Clinton, who later spoke to about 400 people in Fallon and 700 people in Minden amid a tight race in advance of the state’s presidential caucuses Saturday, sought to draw distinctions between his wife and Obama.
While he praised Obama’s political skills and ability to inspire hope, he questioned his ability “to turn words into deeds” and experience for the White House.
“Now, if you believe the only way to provide hope in this country is to start out with somebody completely new, then you have to be for Sen. Obama, because he’s the only one who’s completely new,” Clinton said.
“If you believe that the election is about picking a president that will work with you to empower you to live your hopes and dreams, based on a proven track record of making positive change and making it whenever possible with Republicans, then you have to caucus for Hillary. You just have to decide what you think the election is about,” he said.
Clinton called his wife a “world-class change-maker” saying she has worked for change since she attended law school.
Among other issues, he cited her role in legislation dealing with abused children, special education and education reform. He also said her role in bipartisan federal legislation concerning military personnel shows she has “worked well” with Republicans.

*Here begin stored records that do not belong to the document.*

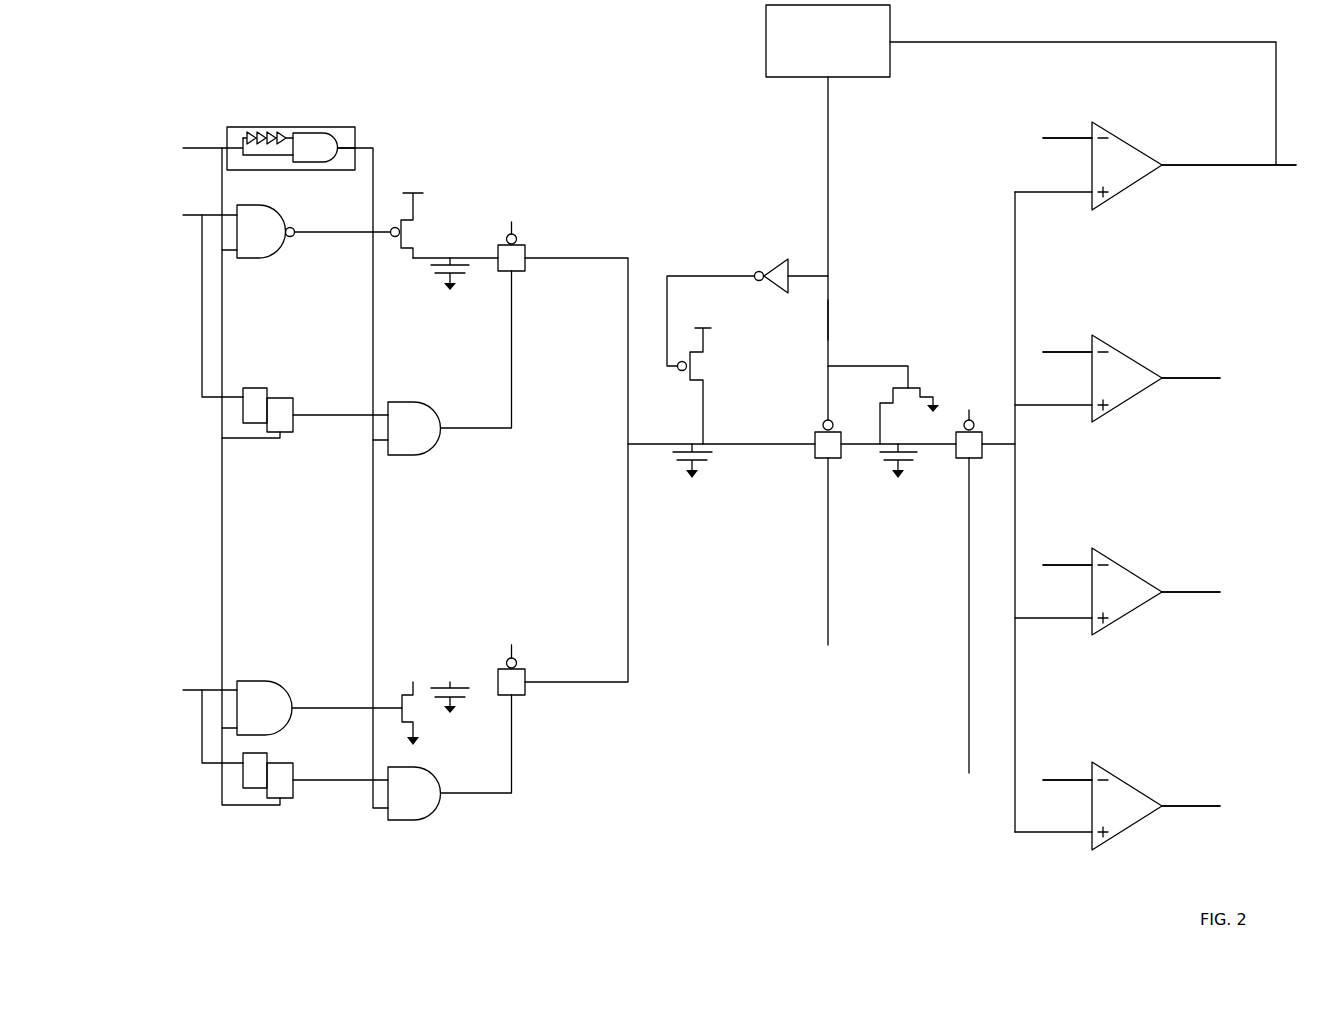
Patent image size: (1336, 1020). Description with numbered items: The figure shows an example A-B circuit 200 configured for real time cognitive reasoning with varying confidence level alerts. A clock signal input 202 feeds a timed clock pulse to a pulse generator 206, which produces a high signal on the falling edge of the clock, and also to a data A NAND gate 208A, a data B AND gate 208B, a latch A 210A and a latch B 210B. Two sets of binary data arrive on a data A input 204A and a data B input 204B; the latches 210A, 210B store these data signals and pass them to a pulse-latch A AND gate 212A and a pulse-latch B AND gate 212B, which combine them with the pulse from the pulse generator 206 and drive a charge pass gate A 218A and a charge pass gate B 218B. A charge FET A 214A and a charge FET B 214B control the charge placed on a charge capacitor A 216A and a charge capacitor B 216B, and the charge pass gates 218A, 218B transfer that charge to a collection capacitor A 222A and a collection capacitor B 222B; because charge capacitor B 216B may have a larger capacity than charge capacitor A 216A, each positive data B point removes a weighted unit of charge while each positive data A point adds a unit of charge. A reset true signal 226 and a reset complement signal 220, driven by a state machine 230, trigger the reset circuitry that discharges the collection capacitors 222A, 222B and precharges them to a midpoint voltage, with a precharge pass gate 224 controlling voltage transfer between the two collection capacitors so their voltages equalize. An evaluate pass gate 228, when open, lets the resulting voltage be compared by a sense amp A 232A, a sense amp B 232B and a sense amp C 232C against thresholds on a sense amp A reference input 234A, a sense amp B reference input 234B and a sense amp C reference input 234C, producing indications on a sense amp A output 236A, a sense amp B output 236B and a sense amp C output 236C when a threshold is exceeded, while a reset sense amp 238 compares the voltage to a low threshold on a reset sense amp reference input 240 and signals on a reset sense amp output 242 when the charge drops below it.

The A-B circuit 200 is at (402, 42).
The clock signal input 202 is at (200, 147).
The data A input 204A is at (200, 213).
The data B input 204B is at (200, 690).
The pulse generator 206 is at (330, 113).
The data A NAND gate 208A is at (248, 272).
The data B AND gate 208B is at (243, 672).
The latch A 210A is at (262, 448).
The latch B 210B is at (255, 817).
The pulse-latch A AND gate 212A is at (415, 455).
The pulse-latch B AND gate 212B is at (443, 810).
The charge FET A 214A is at (405, 185).
The charge FET B 214B is at (396, 683).
The charge capacitor A 216A is at (450, 245).
The charge capacitor B 216B is at (450, 675).
The charge pass gate A 218A is at (519, 220).
The charge pass gate B 218B is at (530, 708).
The reset complement signal 220 is at (900, 802).
The collection capacitor A 222A is at (677, 478).
The collection capacitor B 222B is at (900, 485).
The precharge pass gate 224 is at (814, 418).
The reset true signal 226 is at (828, 333).
The evaluate pass gate 228 is at (969, 395).
The state machine 230 is at (828, 41).
The sense amp A 232A is at (1130, 192).
The sense amp B 232B is at (1130, 405).
The sense amp C 232C is at (1130, 618).
The sense amp A reference input 234A is at (1073, 137).
The sense amp B reference input 234B is at (1058, 352).
The sense amp C reference input 234C is at (1058, 565).
The sense amp A output 236A is at (1250, 165).
The sense amp B output 236B is at (1172, 378).
The sense amp C output 236C is at (1172, 592).
The reset sense amp 238 is at (1130, 832).
The reset sense amp reference input 240 is at (1047, 780).
The reset sense amp output 242 is at (1172, 806).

Leaders of the new government of Northern Ireland recently invited her to Washington to hail her for the behind-the-scenes role she played, “completely independent of me,” in the Irish peace process, Clinton added.
“I could keep you here until tomorrow morning telling you stories people still tell me about the difference she made in the lives of people around the world,” Clinton said.

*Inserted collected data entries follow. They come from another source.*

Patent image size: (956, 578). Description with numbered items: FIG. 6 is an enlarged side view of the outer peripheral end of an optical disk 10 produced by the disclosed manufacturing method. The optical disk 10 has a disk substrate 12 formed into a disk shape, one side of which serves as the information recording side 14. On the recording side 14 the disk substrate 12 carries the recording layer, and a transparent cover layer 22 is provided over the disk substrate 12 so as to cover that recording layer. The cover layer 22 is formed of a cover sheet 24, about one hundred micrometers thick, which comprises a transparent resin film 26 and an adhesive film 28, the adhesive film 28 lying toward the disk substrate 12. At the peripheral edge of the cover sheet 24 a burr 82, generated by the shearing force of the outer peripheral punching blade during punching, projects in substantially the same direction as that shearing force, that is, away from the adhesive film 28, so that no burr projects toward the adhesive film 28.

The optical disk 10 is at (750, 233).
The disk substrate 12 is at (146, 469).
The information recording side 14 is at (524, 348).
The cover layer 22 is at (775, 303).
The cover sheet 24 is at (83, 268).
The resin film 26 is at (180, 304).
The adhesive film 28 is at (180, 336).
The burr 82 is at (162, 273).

He also touted his wife’s plans to deal with the economy, health care and energy, insisting they would offer more help to low- and middle-class Americans.
Asked by an audience member what his role would be if his wife won the White House, Clinton said the only specific plan mentioned so far is for him to mobilize a bipartisan group designed to improve foreign relations. He would be barred from holding a Cabinet or staff position.

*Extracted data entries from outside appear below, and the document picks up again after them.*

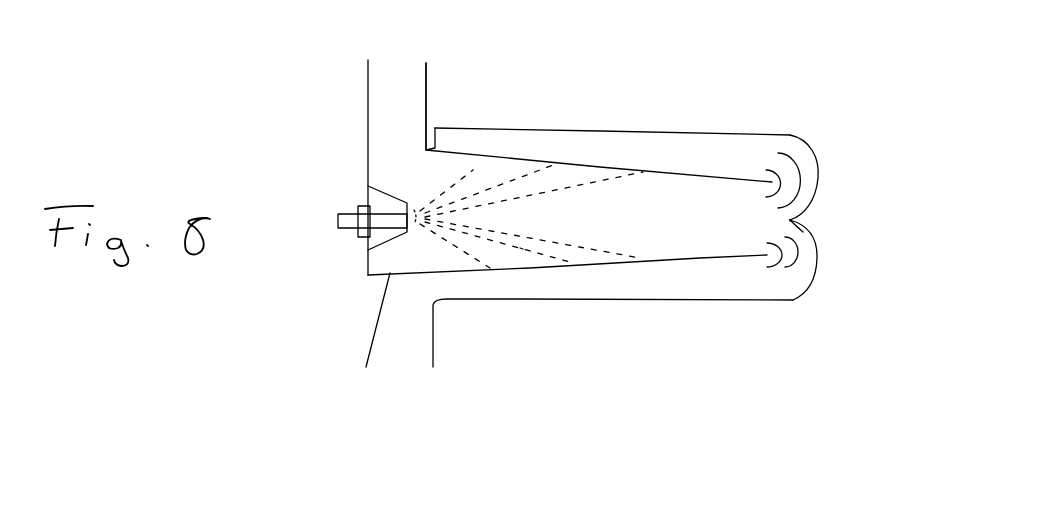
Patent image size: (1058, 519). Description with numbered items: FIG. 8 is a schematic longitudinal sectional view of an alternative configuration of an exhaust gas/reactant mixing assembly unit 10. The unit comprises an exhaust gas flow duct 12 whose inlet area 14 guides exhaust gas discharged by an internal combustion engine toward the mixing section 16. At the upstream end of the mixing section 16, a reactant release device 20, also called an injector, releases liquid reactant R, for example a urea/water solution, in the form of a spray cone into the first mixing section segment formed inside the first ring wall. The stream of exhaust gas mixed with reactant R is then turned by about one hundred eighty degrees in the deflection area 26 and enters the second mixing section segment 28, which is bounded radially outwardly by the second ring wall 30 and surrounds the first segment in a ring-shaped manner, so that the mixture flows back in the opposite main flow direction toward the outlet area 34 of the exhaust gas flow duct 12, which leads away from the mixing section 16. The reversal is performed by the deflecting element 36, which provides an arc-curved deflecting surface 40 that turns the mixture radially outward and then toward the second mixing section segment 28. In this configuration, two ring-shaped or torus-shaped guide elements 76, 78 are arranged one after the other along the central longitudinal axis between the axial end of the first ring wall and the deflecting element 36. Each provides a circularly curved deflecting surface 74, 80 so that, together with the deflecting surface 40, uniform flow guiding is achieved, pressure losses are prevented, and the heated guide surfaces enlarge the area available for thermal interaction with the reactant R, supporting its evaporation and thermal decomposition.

The exhaust gas/reactant mixing assembly unit 10 is at (705, 103).
The exhaust gas flow duct 12 is at (412, 78).
The inlet area 14 is at (367, 78).
The mixing section 16 is at (611, 348).
The reactant release device 20 is at (348, 232).
The deflection area 26 is at (782, 344).
The second mixing section segment 28 is at (522, 143).
The second ring wall 30 is at (597, 132).
The outlet area 34 is at (366, 347).
The deflecting element 36 is at (813, 237).
The deflecting surface 40 is at (812, 272).
The deflecting surface 74 is at (767, 262).
The guide element 76 is at (790, 153).
The guide element 78 is at (800, 180).
The deflecting surface 80 is at (767, 270).
The reactant R is at (522, 248).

“Throughout our lives we always talk about everything and try to help each other think through problems and I’ll do that,” he said. “If there’s some specific thing along the way I should do, I’d be happy to do that as long as it doesn’t in any way undermine the vice president or secretary of state or anybody else.”
Afterward, Clinton toured a couple of homes that were flooded after a storm-swollen irrigation canal ruptured last weekend in Fernley, 30 miles east of Reno.
“It’s astonishing how people show up to help their neighbors at a time like this,” he said while discussing the flood with Fernley Mayor Todd Cutler.
Clinton was scheduled to campaign Monday around Las Vegas.